Ownership and Responsibilities

  • Ownership: The author of the skill holds ownership. This means the author is responsible for approving any modifications to the skill and mitigating any negative side effects.
  • Succession: If the author can no longer maintain the skill, the author or their manager is responsible for finding a new owner.

Recommended Practices

We encourage contributors to follow these practices when authoring skills, though they are not strictly required:

  • Provide Novel Information: Tell the agent what it needs to know, not what it already knows.
  • One Skill Per CLI Tool: Create a dedicated skill for each CLI tool. This helps effectively steer the agent on how you want to use it.
  • Structure and Rules: Be extremely strict about your style. The more structured and rule-based your instructions are (with a limited number of exceptions), the better. Agents have an exponential reward function for structure.
  • Read-Only Mode: When appropriate, tell agents how to access real data strictly in read-only mode to prevent unintended changes.
  • Dart Scripts: Scripts should be written in Dart.

Validating Skills

You can manually run the dart_skills_lint tool to validate your skills and fix common issues.

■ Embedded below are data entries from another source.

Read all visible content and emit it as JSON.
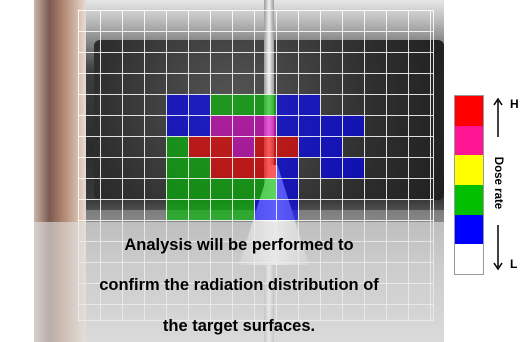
{
  "caption": {
    "line1": "Analysis will be performed to",
    "line2": "confirm the radiation distribution of",
    "line3": "the target surfaces."
  },
  "legend": {
    "high_label": "H",
    "low_label": "L",
    "axis_label": "Dose rate",
    "colors": [
      "#ff0000",
      "#ff1493",
      "#ffff00",
      "#00c000",
      "#0000ff",
      "#ffffff"
    ],
    "arrow_up_icon": "arrow-up-icon",
    "arrow_down_icon": "arrow-down-icon"
  },
  "heatmap": {
    "palette": {
      "H": "#ff0000",
      "M": "#e000c8",
      "Y": "#ffff00",
      "G": "#00c000",
      "B": "#0000ff"
    },
    "opacity": 0.62,
    "rows": [
      "...............",
      "...............",
      "...............",
      "...............",
      "....BBGGGBB....",
      "....BBMMMBBBB..",
      "....GHHMHHBB...",
      "....GGHHHB.BB..",
      "....GGGGGB.....",
      "....GGGGBB.....",
      "...............",
      "...............",
      "...............",
      "...............",
      "..............."
    ]
  }
}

Navigate to the dev/tools directory and run:

dart run dart_skills_lint:cli --skills-directory ../../.agents/skills --check-trailing-whitespace --check-absolute-paths --check-relative-paths

Helpful Flags for Authors

  • --fix: Preview fixes for failing lints without modifying files (dry run).
  • --fix-apply: Automatically apply fixes for fixable rules (like trailing whitespace).
  • --check-trailing-whitespace: Enforce no trailing whitespace (except 2 spaces for line breaks).
  • --check-absolute-paths: Ensure links do not use absolute paths.
  • --check-relative-paths: Ensure relative links point to existing files.

Running Automated Tests

You can also run the automated validation tests from the dev/tools directory:

dart test test/validate_skills_test.dart

For example, to check everything and preview fixes, you can run:

dart run dart_skills_lint:cli --fix --check-trailing-whitespace --check-absolute-paths --check-relative-paths --skills-directory ../../.agents/skills

How to help

If you are a regular contributor looking for areas where you can author a skill, the following are good places to start:

  • When to use a command line tool from the repo, its arguments, and how to interpret its outputs.
  • How to run a particular set of tests.
  • How to run the analyzer or linters that have repo-specific configuration.
  • Productization steps that are required after modifying some area of code.
  • How to debug or differentiate a common class of issues.